Maio, mês das mães. Daquelas a que são o expoente máximo do que é a guerra, as que deram os filhos, maridos, noivos, para o altar da Pátria, como soe dizer-se.

Svetlana Alexievich, Prémio Nobel da Literatura (2015), descreveu no seu livro, Rapazes de zinco, a dor das mães soviéticas ao receber os restos dos filhos em caixões de zinco, mortos no Afeganistão, que não podiam se abertos, deixando as babushkas sem possibilidades de fazer o luto pelos filhos ou netos.

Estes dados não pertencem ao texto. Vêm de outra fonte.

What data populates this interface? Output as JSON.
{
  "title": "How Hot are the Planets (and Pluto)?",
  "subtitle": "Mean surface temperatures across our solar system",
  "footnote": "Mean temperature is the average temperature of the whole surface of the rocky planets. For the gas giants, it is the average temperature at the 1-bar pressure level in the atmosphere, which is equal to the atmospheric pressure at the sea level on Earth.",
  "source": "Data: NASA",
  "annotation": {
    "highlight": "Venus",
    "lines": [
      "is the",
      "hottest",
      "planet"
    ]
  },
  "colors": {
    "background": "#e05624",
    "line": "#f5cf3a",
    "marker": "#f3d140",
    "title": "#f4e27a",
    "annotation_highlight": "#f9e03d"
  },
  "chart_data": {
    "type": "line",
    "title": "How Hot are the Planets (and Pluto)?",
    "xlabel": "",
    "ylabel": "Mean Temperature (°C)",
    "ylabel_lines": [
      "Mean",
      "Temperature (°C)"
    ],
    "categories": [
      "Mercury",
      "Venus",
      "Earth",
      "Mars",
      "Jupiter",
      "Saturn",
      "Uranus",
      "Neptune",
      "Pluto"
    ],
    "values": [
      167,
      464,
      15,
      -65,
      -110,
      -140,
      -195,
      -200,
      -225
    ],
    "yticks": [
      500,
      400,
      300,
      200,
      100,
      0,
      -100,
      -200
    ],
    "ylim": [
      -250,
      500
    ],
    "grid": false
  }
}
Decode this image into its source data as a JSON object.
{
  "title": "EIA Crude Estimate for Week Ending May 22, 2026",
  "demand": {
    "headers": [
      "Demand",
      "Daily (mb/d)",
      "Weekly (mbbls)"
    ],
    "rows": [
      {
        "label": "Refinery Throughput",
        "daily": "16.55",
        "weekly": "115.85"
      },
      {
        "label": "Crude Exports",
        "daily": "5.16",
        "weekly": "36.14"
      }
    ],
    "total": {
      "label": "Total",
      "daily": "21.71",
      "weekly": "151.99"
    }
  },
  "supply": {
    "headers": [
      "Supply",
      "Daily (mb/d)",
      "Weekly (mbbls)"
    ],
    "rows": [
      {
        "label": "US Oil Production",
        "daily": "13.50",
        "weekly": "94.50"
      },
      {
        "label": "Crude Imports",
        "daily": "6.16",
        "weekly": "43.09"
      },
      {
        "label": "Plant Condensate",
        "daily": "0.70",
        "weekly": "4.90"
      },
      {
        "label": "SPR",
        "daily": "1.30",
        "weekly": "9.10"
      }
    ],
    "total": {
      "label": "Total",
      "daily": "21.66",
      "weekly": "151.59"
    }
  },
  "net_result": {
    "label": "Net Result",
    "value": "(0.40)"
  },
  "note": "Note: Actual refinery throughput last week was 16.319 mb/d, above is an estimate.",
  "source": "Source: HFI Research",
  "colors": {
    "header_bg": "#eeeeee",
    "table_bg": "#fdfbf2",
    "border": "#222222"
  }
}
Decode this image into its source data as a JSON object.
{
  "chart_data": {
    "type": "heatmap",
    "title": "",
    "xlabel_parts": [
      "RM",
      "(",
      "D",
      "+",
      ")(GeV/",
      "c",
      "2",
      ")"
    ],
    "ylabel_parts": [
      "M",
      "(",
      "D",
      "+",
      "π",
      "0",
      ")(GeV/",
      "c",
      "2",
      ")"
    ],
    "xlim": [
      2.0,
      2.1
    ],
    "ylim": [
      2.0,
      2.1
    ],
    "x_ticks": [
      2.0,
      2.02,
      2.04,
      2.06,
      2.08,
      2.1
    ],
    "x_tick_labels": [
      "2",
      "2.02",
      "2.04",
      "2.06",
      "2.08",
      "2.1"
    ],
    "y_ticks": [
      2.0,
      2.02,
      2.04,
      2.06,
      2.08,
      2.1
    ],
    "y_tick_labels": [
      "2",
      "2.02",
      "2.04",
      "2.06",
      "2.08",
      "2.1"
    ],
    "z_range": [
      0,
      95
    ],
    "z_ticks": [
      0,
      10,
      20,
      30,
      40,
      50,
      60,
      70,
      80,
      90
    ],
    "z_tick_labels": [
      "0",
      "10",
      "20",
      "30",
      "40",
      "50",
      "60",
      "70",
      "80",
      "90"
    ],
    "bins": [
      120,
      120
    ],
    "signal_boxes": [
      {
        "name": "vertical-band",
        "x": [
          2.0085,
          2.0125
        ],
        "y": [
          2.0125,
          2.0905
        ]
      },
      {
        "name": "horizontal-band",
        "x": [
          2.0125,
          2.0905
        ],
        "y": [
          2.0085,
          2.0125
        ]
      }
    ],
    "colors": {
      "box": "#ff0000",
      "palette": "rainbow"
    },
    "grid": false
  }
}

Também tivemos os nossos caixões, transladados de África, por conta do Estado a partir de 1968, pagos pelas Famílias antes disso, e distribuídos pelas terras de origem, da forma mais digna que se entendeu proceder.
Caixões de madeira, sacos de plástico verde (os americanos do Vietname), ou caixões de zinco, o drama é o mesmo.
O que fez inspirar as seguintes linhas:

Deixem-me acreditar (poema de uma mãe)

Deixem-me acreditar, é o que peço,
Podem bem ver que é coisa pouca,
Decerto menos do que mereço,
Pequeno devaneio de velha louca.

Deixem-me acreditar, só por um dia,
Que dentro daquele caixão selado
Estão os restos que alguém me envia
Como sendo o que resta de um soldado.

Deixem-me acreditar, por uma hora,
Que aquela caixa negra bem fechada
Que me foi presente mesmo agora
Continha aquele tudo, que ora é nada.

Deixem-me acreditar, por um minuto
Que encerrado naquele caixão mistério
Está alguém por quem agora faço luto
No reservado talhão do cemitério.

Deixem-me acreditar, por um segundo,
Que lama e pedras, e mais as tábuas,
Estiveram com ele, lá bem no fundo,
E assim poder verter as minhas mágoas.

Deixem-me acreditar, por um instante,
Ainda que me chamem velha louca,
Que o meu lamento lancinante,
Não tenha por motivo uma caixa oca.

Tudo o que peço é quase nada:
É saber ao certo se o meu menino
Juntou seu corpo com a terra transladada
Para seguir eu, com ele, igual destino.